Has the notoriety of Gamergate shifted the narrative or change the culture in the gaming sphere?
It's going to be a hard question to answer because I first need to think about how I’m measuring change. So, what changes did I want to see? If I wanted to see reduced harassment, reduced racism, or reduced sexism then no, nothing's changed. But if I wanted to see people paying more attention to gaming, yes. But then what are they paying attention to? In streaming, they're paying attention to the loudest, most boisterous white men. And there is still no place to report racism in Xbox Live. So, if somebody calls me the N word, I can say that there's a violation of voice communication, but if they aren't naming and claiming it, then they don't care anything about it. The only thing I want Xbox Live to do is just put it in a space where you can say “something racist happened to me." They won't do it. In 2020, in the year of our Audre Lorde!
But things have changed. We're having a lot more features. There are more articles about gaming. I think it's good that we got the attention of folks, but then it's something I often critique within the feminist game community. I'm like, "Listen, we've got the attention of the world right now. What are we going to do with it?" But I think they were just in survival mode. They were just trying to survive the onslaught of Gamergate. They were just trying to survive and I completely understand that. And then we also let a lot of folks in the industry off the hook if they put out like a diversity statement. "Oh, we love women. We work with women.” So I think just pretty statements and some more women as protagonists in games, I think it's what we got. But those day to day realities are still the same.

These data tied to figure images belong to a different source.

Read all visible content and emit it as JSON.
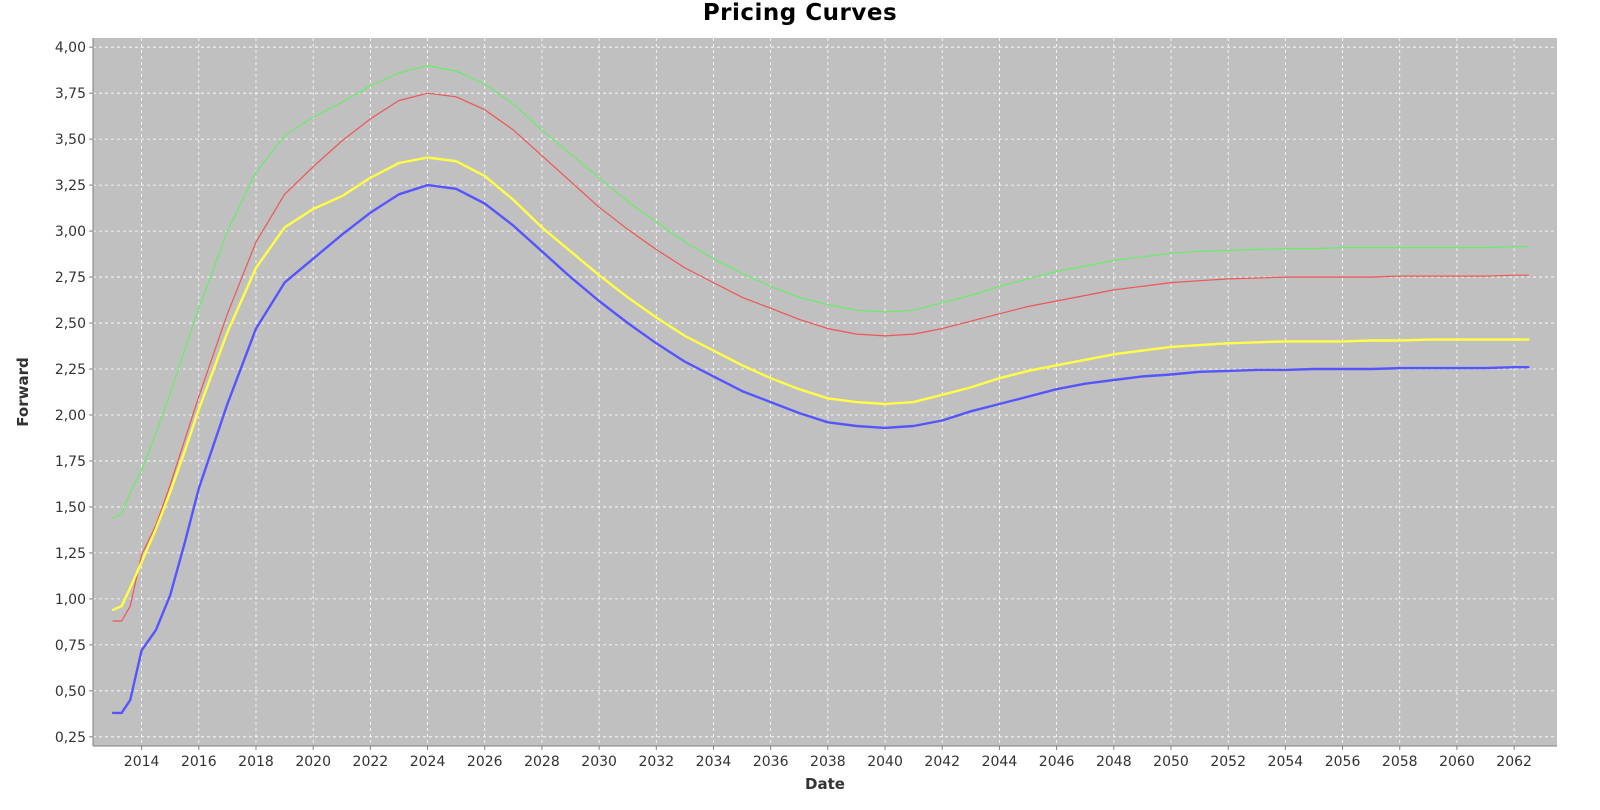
{
  "chart_data": {
    "type": "line",
    "title": "Pricing Curves",
    "xlabel": "Date",
    "ylabel": "Forward",
    "xlim": [
      2012.3,
      2063.5
    ],
    "ylim": [
      0.2,
      4.05
    ],
    "x_ticks": [
      "2014",
      "2016",
      "2018",
      "2020",
      "2022",
      "2024",
      "2026",
      "2028",
      "2030",
      "2032",
      "2034",
      "2036",
      "2038",
      "2040",
      "2042",
      "2044",
      "2046",
      "2048",
      "2050",
      "2052",
      "2054",
      "2056",
      "2058",
      "2060",
      "2062"
    ],
    "y_ticks": [
      "0,25",
      "0,50",
      "0,75",
      "1,00",
      "1,25",
      "1,50",
      "1,75",
      "2,00",
      "2,25",
      "2,50",
      "2,75",
      "3,00",
      "3,25",
      "3,50",
      "3,75",
      "4,00"
    ],
    "grid": true,
    "legend": "none",
    "background": "#c0c0c0",
    "gridline_color": "#ffffff",
    "x": [
      2013.0,
      2013.3,
      2013.6,
      2014.0,
      2014.5,
      2015.0,
      2015.5,
      2016.0,
      2017.0,
      2018.0,
      2019.0,
      2020.0,
      2021.0,
      2022.0,
      2023.0,
      2024.0,
      2025.0,
      2026.0,
      2027.0,
      2028.0,
      2029.0,
      2030.0,
      2031.0,
      2032.0,
      2033.0,
      2034.0,
      2035.0,
      2036.0,
      2037.0,
      2038.0,
      2039.0,
      2040.0,
      2041.0,
      2042.0,
      2043.0,
      2044.0,
      2045.0,
      2046.0,
      2047.0,
      2048.0,
      2049.0,
      2050.0,
      2051.0,
      2052.0,
      2053.0,
      2054.0,
      2055.0,
      2056.0,
      2057.0,
      2058.0,
      2059.0,
      2060.0,
      2061.0,
      2062.0,
      2062.5
    ],
    "series": [
      {
        "color": "#66ee66",
        "values": [
          1.44,
          1.46,
          1.58,
          1.7,
          1.9,
          2.12,
          2.35,
          2.58,
          3.0,
          3.32,
          3.52,
          3.62,
          3.7,
          3.79,
          3.86,
          3.9,
          3.87,
          3.8,
          3.69,
          3.55,
          3.42,
          3.29,
          3.16,
          3.05,
          2.94,
          2.85,
          2.77,
          2.7,
          2.64,
          2.6,
          2.57,
          2.56,
          2.57,
          2.61,
          2.65,
          2.7,
          2.74,
          2.78,
          2.81,
          2.84,
          2.86,
          2.88,
          2.89,
          2.895,
          2.9,
          2.905,
          2.905,
          2.91,
          2.91,
          2.91,
          2.91,
          2.91,
          2.91,
          2.915,
          2.915
        ]
      },
      {
        "color": "#ee5555",
        "values": [
          0.88,
          0.88,
          0.96,
          1.24,
          1.4,
          1.62,
          1.86,
          2.1,
          2.55,
          2.94,
          3.2,
          3.35,
          3.49,
          3.61,
          3.71,
          3.75,
          3.73,
          3.66,
          3.55,
          3.41,
          3.27,
          3.13,
          3.01,
          2.9,
          2.8,
          2.72,
          2.64,
          2.58,
          2.52,
          2.47,
          2.44,
          2.43,
          2.44,
          2.47,
          2.51,
          2.55,
          2.59,
          2.62,
          2.65,
          2.68,
          2.7,
          2.72,
          2.73,
          2.74,
          2.745,
          2.75,
          2.75,
          2.75,
          2.75,
          2.755,
          2.755,
          2.755,
          2.755,
          2.76,
          2.76
        ]
      },
      {
        "color": "#ffff44",
        "values": [
          0.94,
          0.96,
          1.06,
          1.2,
          1.38,
          1.58,
          1.8,
          2.03,
          2.45,
          2.8,
          3.02,
          3.12,
          3.19,
          3.29,
          3.37,
          3.4,
          3.38,
          3.3,
          3.17,
          3.02,
          2.89,
          2.76,
          2.64,
          2.53,
          2.43,
          2.35,
          2.27,
          2.2,
          2.14,
          2.09,
          2.07,
          2.06,
          2.07,
          2.11,
          2.15,
          2.2,
          2.24,
          2.27,
          2.3,
          2.33,
          2.35,
          2.37,
          2.38,
          2.39,
          2.395,
          2.4,
          2.4,
          2.4,
          2.405,
          2.405,
          2.41,
          2.41,
          2.41,
          2.41,
          2.41
        ]
      },
      {
        "color": "#5555ff",
        "values": [
          0.38,
          0.38,
          0.45,
          0.72,
          0.83,
          1.02,
          1.3,
          1.6,
          2.06,
          2.47,
          2.72,
          2.85,
          2.98,
          3.1,
          3.2,
          3.25,
          3.23,
          3.15,
          3.03,
          2.89,
          2.75,
          2.62,
          2.5,
          2.39,
          2.29,
          2.21,
          2.13,
          2.07,
          2.01,
          1.96,
          1.94,
          1.93,
          1.94,
          1.97,
          2.02,
          2.06,
          2.1,
          2.14,
          2.17,
          2.19,
          2.21,
          2.22,
          2.235,
          2.24,
          2.245,
          2.245,
          2.25,
          2.25,
          2.25,
          2.255,
          2.255,
          2.255,
          2.255,
          2.26,
          2.26
        ]
      }
    ]
  }
}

What opportunities for black and enfranchisement do you see in gaming?
I really think there needs to be a black game movement. Now, what that looks like right now? I don't know. But for instance, we have the Game Developers of Color Conference that happens in New York every summer. There was an old game, The Black College Football Experience. It's such a cool game because you have the full experience of an HBCU football game. The band performs at halftime. I think we need to really highlight the contributions of black folks in games. It was a black man who developed the cartridge for us to play the earliest console games. These are the stories that we need to bring prominence. Maybe I can start tying the notes together to see how it's already existed. Maybe the seeds of a black game movement have already existed.
What are your favorite video game(s)? A knockout for the final question.

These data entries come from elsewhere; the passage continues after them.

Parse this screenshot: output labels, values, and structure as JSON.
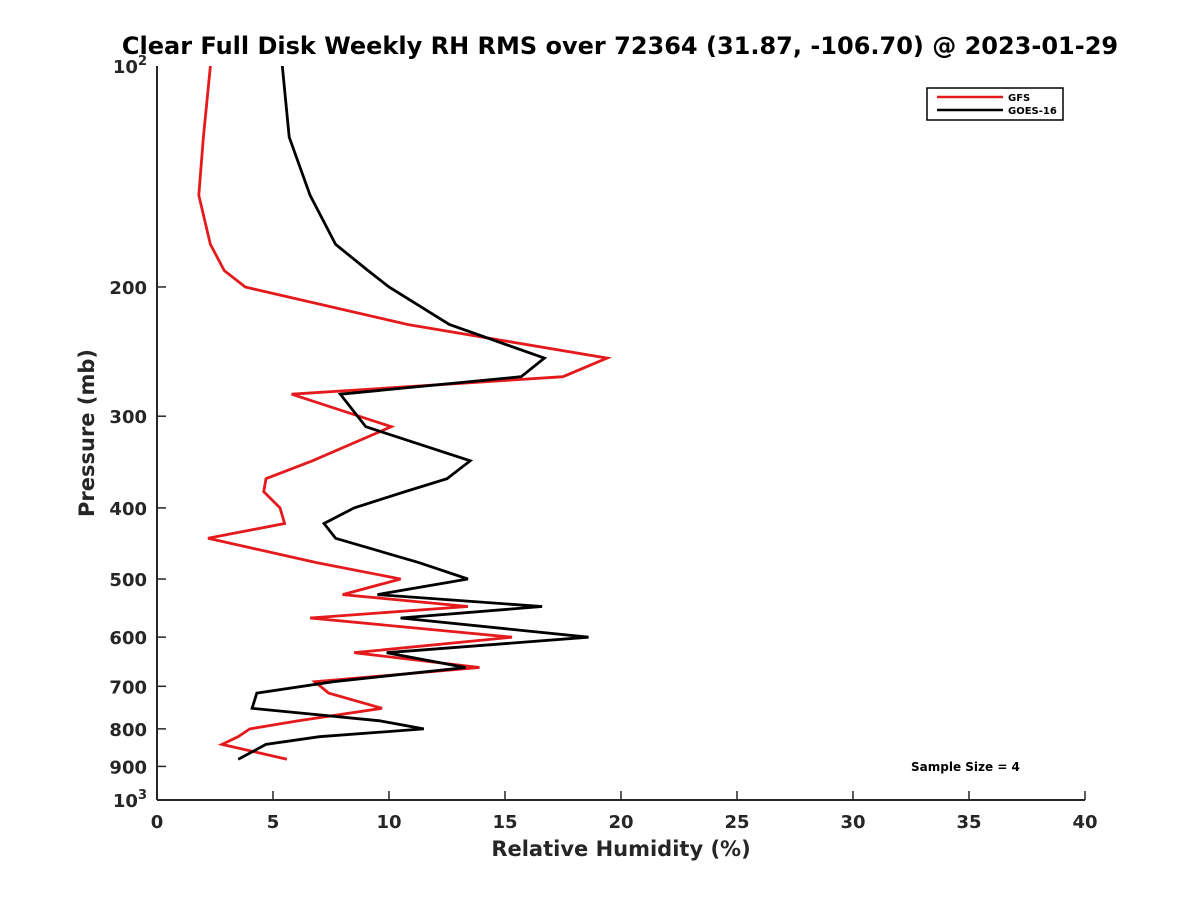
{
  "chart_data": {
    "type": "line",
    "title": "Clear Full Disk Weekly RH RMS over 72364 (31.87, -106.70) @ 2023-01-29",
    "xlabel": "Relative Humidity (%)",
    "ylabel": "Pressure (mb)",
    "xlim": [
      0,
      40
    ],
    "ylim": [
      100,
      1000
    ],
    "yscale": "log",
    "y_reversed": true,
    "grid": false,
    "legend_position": "top-right",
    "x_ticks": [
      "0",
      "5",
      "10",
      "15",
      "20",
      "25",
      "30",
      "35",
      "40"
    ],
    "y_ticks": [
      {
        "value": 100,
        "base": "10",
        "exp": "2"
      },
      {
        "value": 200,
        "label": "200"
      },
      {
        "value": 300,
        "label": "300"
      },
      {
        "value": 400,
        "label": "400"
      },
      {
        "value": 500,
        "label": "500"
      },
      {
        "value": 600,
        "label": "600"
      },
      {
        "value": 700,
        "label": "700"
      },
      {
        "value": 800,
        "label": "800"
      },
      {
        "value": 900,
        "label": "900"
      },
      {
        "value": 1000,
        "base": "10",
        "exp": "3"
      }
    ],
    "series": [
      {
        "name": "GFS",
        "color": "#e41a1c",
        "pressure": [
          100,
          125,
          150,
          175,
          190,
          200,
          225,
          250,
          265,
          280,
          310,
          345,
          365,
          380,
          400,
          420,
          440,
          475,
          500,
          525,
          545,
          565,
          600,
          630,
          660,
          690,
          715,
          750,
          780,
          800,
          820,
          840,
          880
        ],
        "values": [
          2.3,
          2.0,
          1.8,
          2.3,
          2.9,
          3.8,
          10.8,
          19.4,
          17.5,
          5.8,
          10.1,
          6.7,
          4.7,
          4.6,
          5.3,
          5.5,
          2.2,
          6.9,
          10.5,
          8.0,
          13.4,
          6.6,
          15.3,
          8.5,
          13.9,
          6.8,
          7.4,
          9.7,
          6.1,
          4.0,
          3.5,
          2.8,
          5.6
        ]
      },
      {
        "name": "GOES-16",
        "color": "#000000",
        "pressure": [
          100,
          125,
          150,
          175,
          190,
          200,
          225,
          250,
          265,
          280,
          310,
          345,
          365,
          380,
          400,
          420,
          440,
          475,
          500,
          525,
          545,
          565,
          600,
          630,
          660,
          690,
          715,
          750,
          780,
          800,
          820,
          840,
          880
        ],
        "values": [
          5.4,
          5.7,
          6.6,
          7.7,
          9.1,
          10.0,
          12.6,
          16.7,
          15.7,
          7.9,
          9.0,
          13.5,
          12.5,
          10.7,
          8.5,
          7.2,
          7.7,
          11.3,
          13.4,
          9.5,
          16.6,
          10.5,
          18.6,
          9.9,
          13.3,
          7.6,
          4.3,
          4.1,
          9.6,
          11.5,
          7.0,
          4.7,
          3.5
        ]
      }
    ],
    "annotations": [
      {
        "text": "Sample Size = 4",
        "position": "bottom-right"
      }
    ]
  }
}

That's the hardest question you've asked. So I have to think about a game that's re-playable, a game that if I put it in, I can still play it all the time. I have to think about a game that brings me joy. It's not stressful. I know that it's holistically a great, beautiful experience. I have to think about that iconicity of it… The Hitman, the entire franchise. Agent 47 is fantastic. I love the beauty of the maps. Sometimes I just walk around and I don't do any of the missions. I'm not killing anybody because the maps are just so beautiful. And as a kid from rural Kentucky, I didn't grow up seeing different parts of the world. So when playing something like the earliest Hitman gamrs, I was able to be transported to Italy in these beautiful cityscapes and countrysides and I feel that level of joy whenever I play the newer games.